The writer doesn’t have pleasant memories from the school and noted the rough punishments he sometimes received. He said it “damaged” him, and others.

Although no longer a practicing Catholic, McGovern said since leaving school he has had nothing but positive experiences with priests.

“They’ve always been there for me,” he said.

Broken combines these two elements, where Bean’s character, Father Michael Kerrigan, is suffering debilitating flashbacks of his troubled childhood while trying to do his best to minister to his impoverished community.

“It exorcised quite a few demons for me,” McGovern said. “It was a healthy thing for me to do.”

McGovern said Bean resisted taking the role, because he feared the priest was too passive, especially in the confessional.

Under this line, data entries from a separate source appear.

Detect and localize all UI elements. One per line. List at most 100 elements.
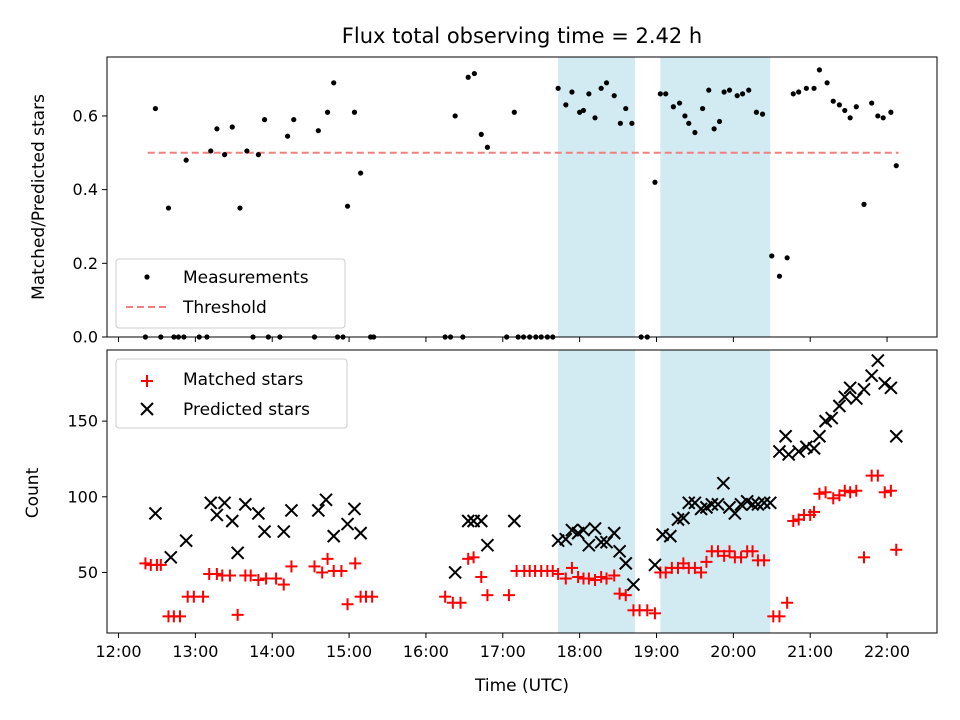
predicted-stars-marker-b: [238, 497, 253, 512]
matched-stars-point: [481, 589, 494, 602]
matched-stars-point: [154, 558, 167, 571]
predicted-stars-marker-b: [230, 546, 245, 560]
matched-stars-point: [308, 560, 321, 573]
predicted-stars-point: [807, 441, 821, 456]
matched-stars-point: [565, 561, 578, 574]
predicted-stars-point: [838, 390, 852, 404]
predicted-stars-marker-b: [257, 524, 272, 539]
matched-stars-point: [139, 557, 152, 570]
predicted-stars-point: [480, 538, 495, 552]
y-tick-label: 50: [78, 563, 98, 582]
predicted-stars-marker-b: [799, 440, 814, 454]
measurement-point: [657, 91, 663, 97]
predicted-stars-marker-b: [838, 390, 852, 404]
predicted-stars-marker-b: [225, 514, 239, 528]
matched-stars-point: [884, 484, 897, 497]
matched-stars-point: [502, 589, 515, 602]
predicted-stars-point: [284, 503, 299, 518]
predicted-stars-marker-b: [277, 524, 291, 539]
predicted-stars-point: [340, 517, 355, 531]
x-tick-label: 16:00: [403, 642, 449, 661]
measurement-point: [830, 98, 836, 104]
y-tick-label: 100: [67, 487, 98, 506]
matched-stars-point: [231, 608, 244, 621]
x-tick-label: 13:00: [172, 642, 218, 661]
predicted-stars-marker-b: [682, 496, 696, 510]
predicted-stars-marker-b: [791, 444, 806, 459]
matched-stars-point: [252, 574, 265, 587]
x-axis-label: Time (UTC): [474, 676, 569, 696]
measurement-point: [790, 91, 796, 97]
matched-stars-point: [838, 484, 851, 497]
predicted-stars-marker-b: [217, 496, 232, 510]
predicted-stars-marker-b: [832, 399, 847, 413]
predicted-stars-marker-b: [778, 429, 793, 443]
measurement-point: [847, 115, 853, 121]
matched-stars-point: [321, 552, 334, 565]
predicted-stars-point: [825, 411, 839, 425]
predicted-stars-point: [663, 529, 678, 543]
measurement-point: [351, 109, 358, 115]
measurement-point: [563, 102, 569, 108]
predicted-stars-point: [781, 447, 796, 462]
predicted-stars-point: [559, 532, 573, 546]
predicted-stars-point: [711, 497, 725, 512]
measurement-point: [229, 124, 235, 130]
predicted-stars-marker-b: [857, 382, 871, 397]
predicted-stars-legend-marker: [140, 402, 154, 416]
predicted-stars-marker-b: [565, 523, 579, 537]
matched-stars-point: [827, 492, 840, 505]
measurement-point: [875, 113, 881, 119]
matched-stars-point: [285, 560, 298, 573]
matched-stars-point: [723, 545, 736, 558]
matched-stars-point: [572, 571, 585, 584]
predicted-stars-point: [179, 533, 193, 548]
predicted-stars-marker-b: [179, 533, 193, 548]
measurement-point: [478, 131, 484, 137]
measurement-point: [611, 93, 617, 99]
matched-stars-legend-marker: [141, 375, 153, 387]
measurement-point: [721, 89, 727, 95]
predicted-stars-marker-b: [825, 411, 839, 425]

“I jumped around telling him how wrong he was,” McGovern said, adding that the weight a priest takes on in the confessional can be overpowering.

Jesuit Father Denis Blackledge, the pastor of Saint Francis Xavier and a consultant on the series, said Bean “was very humble” during filming, and “grew into the collar.”

The series does not shy away from the problems facing working class neighborhoods in the North of England, and episodes take on issues such as poverty, single parenthood, suicide, and police brutality.

It also doesn’t shy away from other aspects of the priesthood, especially prayer. The Mass plays an important role in the series, and scenes feature the priest reciting the Hail Mary and the Our Father at pivotal moments.

“Jimmy basically concentrated on three parts of the Mass: The first the entrance to the ‘I confess’; the second was the consecration and the elevation; and the third was the actual receiving of Communion itself,” said Blackledge.

McGovern told Crux that the BBC didn’t have any problems with the prayers in the series (in fact, what he complained about was the fact the producers tried to fight him on the sound in the show.)

He said the only thing that mattered about the featuring of prayers is that they “worked in the edit.”

“They came at crucial times,” the writer said. “As a dramatist, you want people to say ‘What now?’ And the prayer comes at that crucial time.”

He was referencing the end of the first episode, when a woman is going to have to face the consequence for a bad decision. Kerrigan prays the Our Father with her, and stares at a picture of Christ: McGovern said this leaves the priest, and the audience, thinking, “What now?”

Both McGovern and Blackledge said they have heard from many bishops and priests – both Catholic and Anglican – about how meaningful it has been for them.

The Jesuit said this has not been a universal response.

“Some clergy have liked it, some haven’t. Some have found it a bit raw. I think it could be close to the knuckle for some clergy if you’re not content in your own skin, with your own brokenness,” he told Crux.

“The whole essence of Jimmy’s thought was this brokenness of Jesus himself, who was on the Cross. And also the taking, the blessing, the breaking, and the giving, which are the four key elements of Eucharist,” Blackledge said.

The priest also noted the appropriateness of featuring Broken during the Eucharistic Congress.

“Jimmy said to me, it is all about the Eucharist,” Blackledge said before adding, “I don’t think a man who could write as he did a Eucharistic priesthood – he’s not practicing as a Catholic now – but he’s Catholic through and through.”